According to Bert, the ESOP program is one of the firm’s strengths. “ESOP is great. Everybody likes it. Everybody’s on board. I’ve worked in big companies before that didn’t have ESOP, and people probably cared a little less. I see a lot more care with Imperial Brown than with other companies,” notes Bert.
This sense of ownership filters down throughout the company’s corporate culture. “I would say most of our workers, from what I see on a day-to-day basis, truly feel invested in the company and are trying to get the best possible outcome with every single task they have, whether they’re in purchasing or they’re in receiving or in shipping or out on the line building doors or building panels. Everybody is invested in trying to satisfy customer requirements and exceed those requirements,” he says.
Imperial Brown has recently been involved in high-profile projects involving the Space Needle in Seattle and sports stadiums in Milwaukee, Wisconsin, and Los Angeles. The firm is also set to provide cold-storage products for a sports stadium in Las Vegas and “a big KPMG commissary in Florida,” says Bert. The sports stadium work primarily involves walk-in coolers and freezers at concession stands throughout the facilities.
Outside of its foodservice clientele, Imperial Brown has provided products for scientific laboratories and blood banks at Harvard University, Stanford University, and University of California, Davis, among others. Pharmaceutical storage clients include Merck, Roche Molecular, and BioMarin.
Following the legalization of recreational marijuana in Washington State, Oregon, and California, Imperial Brown has prepared equipment for cannabis grow rooms. Other happy clients have included the Kodak Company, which used the cooled space to preserve old films; a restaurant at One World Trade Center in Manhattan, and the San Francisco Museum of Modern Art that wanted to control humidity and temperature in facilities storing artwork.

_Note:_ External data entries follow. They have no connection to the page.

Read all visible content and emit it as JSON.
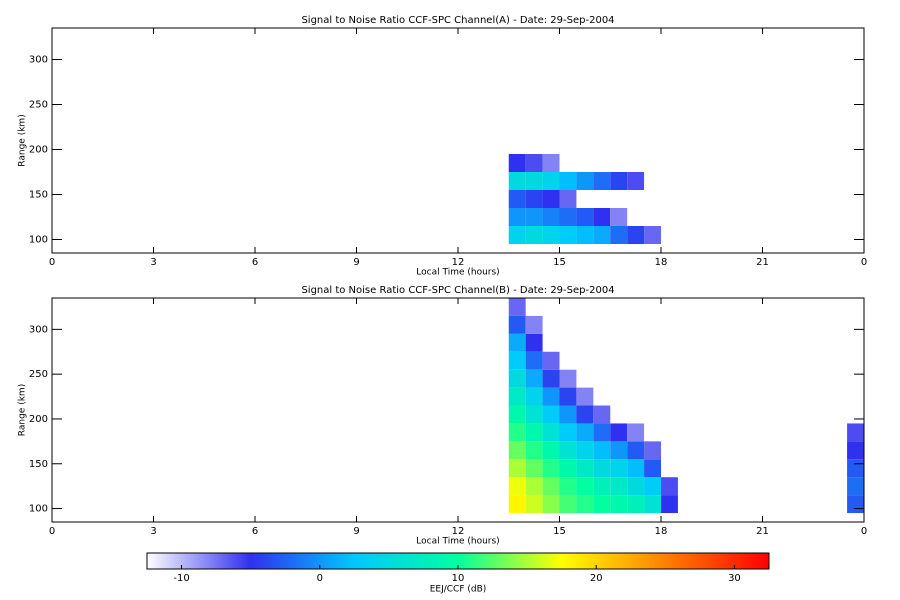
{
  "chart_data": [
    {
      "type": "heatmap",
      "title": "Signal to Noise Ratio CCF-SPC Channel(A) - Date: 29-Sep-2004",
      "xlabel": "Local Time (hours)",
      "ylabel": "Range (km)",
      "xlim": [
        0,
        24
      ],
      "ylim": [
        85,
        335
      ],
      "xticks": [
        0,
        3,
        6,
        9,
        12,
        15,
        18,
        21,
        {
          "value": 24,
          "label": "0"
        }
      ],
      "yticks": [
        100,
        150,
        200,
        250,
        300
      ],
      "xbins": [
        13.5,
        14,
        14.5,
        15,
        15.5,
        16,
        16.5,
        17,
        17.5,
        18,
        18.5,
        19,
        19.5,
        20,
        20.5,
        21,
        21.5,
        22,
        22.5,
        23,
        23.5,
        24
      ],
      "ybins": [
        95,
        115,
        135,
        155,
        175,
        195,
        215,
        235,
        255,
        275,
        295,
        315,
        335
      ],
      "z": [
        [
          4,
          5,
          4,
          3,
          2,
          1,
          -2,
          -4,
          -7,
          null,
          null,
          null,
          null,
          null,
          null,
          null,
          null,
          null,
          null,
          null,
          null
        ],
        [
          0,
          0,
          -1,
          -2,
          -3,
          -5,
          -8,
          null,
          null,
          null,
          null,
          null,
          null,
          null,
          null,
          null,
          null,
          null,
          null,
          null,
          null
        ],
        [
          -3,
          -4,
          -5,
          -7,
          null,
          null,
          null,
          null,
          null,
          null,
          null,
          null,
          null,
          null,
          null,
          null,
          null,
          null,
          null,
          null,
          null
        ],
        [
          5,
          5,
          4,
          2,
          0,
          -2,
          -4,
          -6,
          null,
          null,
          null,
          null,
          null,
          null,
          null,
          null,
          null,
          null,
          null,
          null,
          null
        ],
        [
          -5,
          -6,
          -8,
          null,
          null,
          null,
          null,
          null,
          null,
          null,
          null,
          null,
          null,
          null,
          null,
          null,
          null,
          null,
          null,
          null,
          null
        ],
        [
          null,
          null,
          null,
          null,
          null,
          null,
          null,
          null,
          null,
          null,
          null,
          null,
          null,
          null,
          null,
          null,
          null,
          null,
          null,
          null,
          null
        ],
        [
          null,
          null,
          null,
          null,
          null,
          null,
          null,
          null,
          null,
          null,
          null,
          null,
          null,
          null,
          null,
          null,
          null,
          null,
          null,
          null,
          null
        ],
        [
          null,
          null,
          null,
          null,
          null,
          null,
          null,
          null,
          null,
          null,
          null,
          null,
          null,
          null,
          null,
          null,
          null,
          null,
          null,
          null,
          null
        ],
        [
          null,
          null,
          null,
          null,
          null,
          null,
          null,
          null,
          null,
          null,
          null,
          null,
          null,
          null,
          null,
          null,
          null,
          null,
          null,
          null,
          null
        ],
        [
          null,
          null,
          null,
          null,
          null,
          null,
          null,
          null,
          null,
          null,
          null,
          null,
          null,
          null,
          null,
          null,
          null,
          null,
          null,
          null,
          null
        ],
        [
          null,
          null,
          null,
          null,
          null,
          null,
          null,
          null,
          null,
          null,
          null,
          null,
          null,
          null,
          null,
          null,
          null,
          null,
          null,
          null,
          null
        ],
        [
          null,
          null,
          null,
          null,
          null,
          null,
          null,
          null,
          null,
          null,
          null,
          null,
          null,
          null,
          null,
          null,
          null,
          null,
          null,
          null,
          null
        ]
      ]
    },
    {
      "type": "heatmap",
      "title": "Signal to Noise Ratio CCF-SPC Channel(B) - Date: 29-Sep-2004",
      "xlabel": "Local Time (hours)",
      "ylabel": "Range (km)",
      "xlim": [
        0,
        24
      ],
      "ylim": [
        85,
        335
      ],
      "xticks": [
        0,
        3,
        6,
        9,
        12,
        15,
        18,
        21,
        {
          "value": 24,
          "label": "0"
        }
      ],
      "yticks": [
        100,
        150,
        200,
        250,
        300
      ],
      "xbins": [
        13.5,
        14,
        14.5,
        15,
        15.5,
        16,
        16.5,
        17,
        17.5,
        18,
        18.5,
        19,
        19.5,
        20,
        20.5,
        21,
        21.5,
        22,
        22.5,
        23,
        23.5,
        24
      ],
      "ybins": [
        95,
        115,
        135,
        155,
        175,
        195,
        215,
        235,
        255,
        275,
        295,
        315,
        335
      ],
      "z": [
        [
          18,
          16,
          14,
          12,
          11,
          10,
          9,
          8,
          6,
          -5,
          null,
          null,
          null,
          null,
          null,
          null,
          null,
          null,
          null,
          null,
          -3
        ],
        [
          17,
          15,
          13,
          11,
          10,
          8,
          7,
          5,
          3,
          -6,
          null,
          null,
          null,
          null,
          null,
          null,
          null,
          null,
          null,
          null,
          -2
        ],
        [
          15,
          13,
          11,
          9,
          7,
          5,
          4,
          2,
          -3,
          null,
          null,
          null,
          null,
          null,
          null,
          null,
          null,
          null,
          null,
          null,
          -3
        ],
        [
          13,
          11,
          9,
          6,
          4,
          2,
          0,
          -3,
          -7,
          null,
          null,
          null,
          null,
          null,
          null,
          null,
          null,
          null,
          null,
          null,
          -5
        ],
        [
          11,
          9,
          6,
          3,
          1,
          -2,
          -5,
          -8,
          null,
          null,
          null,
          null,
          null,
          null,
          null,
          null,
          null,
          null,
          null,
          null,
          -6
        ],
        [
          9,
          6,
          3,
          0,
          -4,
          -7,
          null,
          null,
          null,
          null,
          null,
          null,
          null,
          null,
          null,
          null,
          null,
          null,
          null,
          null,
          null
        ],
        [
          7,
          4,
          0,
          -4,
          -8,
          null,
          null,
          null,
          null,
          null,
          null,
          null,
          null,
          null,
          null,
          null,
          null,
          null,
          null,
          null,
          null
        ],
        [
          5,
          1,
          -4,
          -8,
          null,
          null,
          null,
          null,
          null,
          null,
          null,
          null,
          null,
          null,
          null,
          null,
          null,
          null,
          null,
          null,
          null
        ],
        [
          3,
          -2,
          -7,
          null,
          null,
          null,
          null,
          null,
          null,
          null,
          null,
          null,
          null,
          null,
          null,
          null,
          null,
          null,
          null,
          null,
          null
        ],
        [
          1,
          -5,
          null,
          null,
          null,
          null,
          null,
          null,
          null,
          null,
          null,
          null,
          null,
          null,
          null,
          null,
          null,
          null,
          null,
          null,
          null
        ],
        [
          -3,
          -8,
          null,
          null,
          null,
          null,
          null,
          null,
          null,
          null,
          null,
          null,
          null,
          null,
          null,
          null,
          null,
          null,
          null,
          null,
          null
        ],
        [
          -7,
          null,
          null,
          null,
          null,
          null,
          null,
          null,
          null,
          null,
          null,
          null,
          null,
          null,
          null,
          null,
          null,
          null,
          null,
          null,
          null
        ]
      ]
    },
    {
      "type": "colorbar",
      "label": "EEJ/CCF (dB)",
      "lim": [
        -12.5,
        32.5
      ],
      "ticks": [
        -10,
        0,
        10,
        20,
        30
      ],
      "colors": [
        "#ffffff",
        "#3030f0",
        "#00c8ff",
        "#00ffa0",
        "#ffff00",
        "#ff8000",
        "#ff0000"
      ]
    }
  ]
}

Not content to rest on its laurels, Imperial Brown will soon be releasing a new refrigeration panel controller. The firm plans to debut the controller at the next trade conference for the foodservice industry in Orlando, Florida, February 2019.
Attending trade shows and conferences is part of Imperial Brown’s promotional strategy. Imperial also utilizes the services of a marketing firm for social media initiatives, including regularly updated company profiles on Twitter and Facebook.
According to Bert, the biggest challenge facing Imperial Brown at present is the intensity of competition facing the company. There are many firms in the refrigeration space, which means Imperial Brown “has to be aggressive on our pricing and make sure we build and ship [excellent] product. We can’t give an opportunity to go to the other guy,” explains Bert.
As part of its expansion strategy, Imperial Brown is keeping an open mind about opening other branches. “To sustain growth, we might need to add another factory down the road to keep consistent lead times and spread things out a bit,” states Bert.
For now, however, Imperial Brown is squarely focused on building up its third plant and serving new clients. “We’re just trying to make a bigger presence in the marketplace, especially in the middle of the country. We haven’t been there. There’s a lot of work involved with maintaining our growth and making our presence felt,” says Bert.